Michael Jorgensen, MD, Kazi Ullah, MD, Lionel D'Souza, MD Stony Brook Medicine, Stony Brook, NY
Introduction: Despite significant improvement in surgical technique, anastomotic leak remains problematic following esophagectomy. Endoscopic options for the management of esophageal leak include endoscopic vacuum therapy (EVT), endoscopic suturing (ES), clips, and stent placement. No clear guidelines for treatment exist. Here we present a challenging case of esophageal leak with management using EVT, ES and stent placement.
Case Description/Methods: A 50-year-old male with esophageal adenocarcinoma status post chemotherapy and radiation presented to our tertiary care hospital for Ivor Lewis esophagectomy. Esophagram one week post procedure showed no leak. Interventional gastroenterology was consulted two weeks post-operatively for anastomotic leak with adjacent mediastinal fluid collection. Upper endoscopy revealed dehiscence at the esophageal gastric anastomosis 3x10 cm in size. EVT was placed and exchanged twice over ten days. Subsequent endoscopy demonstrated minimal granulation tissue at the anastomotic site. The defect now measured four cm in length, thus EVT therapy was aborted. A 23x100 mm self-expanding metal stent (SEMS) was placed.
Esophagram showed contrast extravasation at the lateral aspect of the stent. The stent was removed, and endoscopic suturing was performed to close the defect. A fully covered 20x150 mm SEMS was placed, secured proximally via ES. Both diluted ionic contrast and follow-up computed tomography (CT) confirmed stent placement with absence of leak. The patient tolerated ice chips followed by a clear liquid diet. Discharge planning was initiated, however, the patient developed bilateral pneumothoraces and ultimately expired weeks later.

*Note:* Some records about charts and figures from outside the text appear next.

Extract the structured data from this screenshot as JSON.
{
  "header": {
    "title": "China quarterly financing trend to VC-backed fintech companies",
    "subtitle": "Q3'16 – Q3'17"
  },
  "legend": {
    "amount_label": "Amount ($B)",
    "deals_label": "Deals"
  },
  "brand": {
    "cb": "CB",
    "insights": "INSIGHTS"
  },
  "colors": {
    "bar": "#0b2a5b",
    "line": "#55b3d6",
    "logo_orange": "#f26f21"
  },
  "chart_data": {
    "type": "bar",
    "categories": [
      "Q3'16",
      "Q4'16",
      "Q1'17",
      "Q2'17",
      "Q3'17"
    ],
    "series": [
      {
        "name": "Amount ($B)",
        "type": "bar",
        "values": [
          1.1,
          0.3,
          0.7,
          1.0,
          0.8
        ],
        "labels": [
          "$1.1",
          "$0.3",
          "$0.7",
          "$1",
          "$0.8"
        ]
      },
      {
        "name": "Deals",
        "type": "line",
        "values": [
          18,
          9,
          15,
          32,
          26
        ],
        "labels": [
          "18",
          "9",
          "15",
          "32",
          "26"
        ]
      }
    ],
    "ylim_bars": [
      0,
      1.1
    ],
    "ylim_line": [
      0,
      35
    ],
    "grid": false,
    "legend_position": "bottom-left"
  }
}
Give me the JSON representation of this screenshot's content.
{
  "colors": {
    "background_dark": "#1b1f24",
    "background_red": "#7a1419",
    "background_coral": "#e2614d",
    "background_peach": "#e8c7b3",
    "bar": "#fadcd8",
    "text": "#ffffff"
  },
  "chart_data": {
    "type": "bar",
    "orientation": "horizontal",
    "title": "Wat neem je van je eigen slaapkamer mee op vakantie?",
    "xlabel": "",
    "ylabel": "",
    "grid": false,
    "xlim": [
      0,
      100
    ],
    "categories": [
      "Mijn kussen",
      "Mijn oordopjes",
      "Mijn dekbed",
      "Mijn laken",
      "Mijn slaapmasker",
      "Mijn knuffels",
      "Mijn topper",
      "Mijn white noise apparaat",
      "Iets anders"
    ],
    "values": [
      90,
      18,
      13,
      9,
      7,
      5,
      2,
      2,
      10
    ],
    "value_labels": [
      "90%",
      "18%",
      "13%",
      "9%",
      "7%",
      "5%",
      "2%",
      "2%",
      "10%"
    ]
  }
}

Discussion: Management of post-esophagectomy leak is complex and depends on patient specific factors. The patient’s large dehiscence, wound cavity, and presentation beyond three days favored endoscopic intervention. Intracavitary EVT facilitated abscess resolution, unfortunately without successful wound granulation. SEMS placement failed with subsequent ES and SEMS finally leading to successful closure of the esophageal defect. ES requires healthy mucosa to hold the approximated tissue and is preferred in early leaks without associated wound cavity. EVT prior to ES and SEMS may offer a solution to large esophageal leaks not amendable to surgical revision. Further large-scale cohort studies are needed to evaluate effective treatment techniques for different defect sizes.
Disclosures:
Michael Jorgensen indicated no relevant financial relationships.
Kazi Ullah indicated no relevant financial relationships.
Lionel D'Souza indicated no relevant financial relationships.
Michael Jorgensen, MD, Kazi Ullah, MD, Lionel D'Souza, MD. P2817 - Endoscopic Management of Post-Esophagectomy Leak Using Endoscopic Suturing and Stent Placement, ACG 2024 Annual Scientific Meeting Abstracts. Philadelphia, PA: American College of Gastroenterology.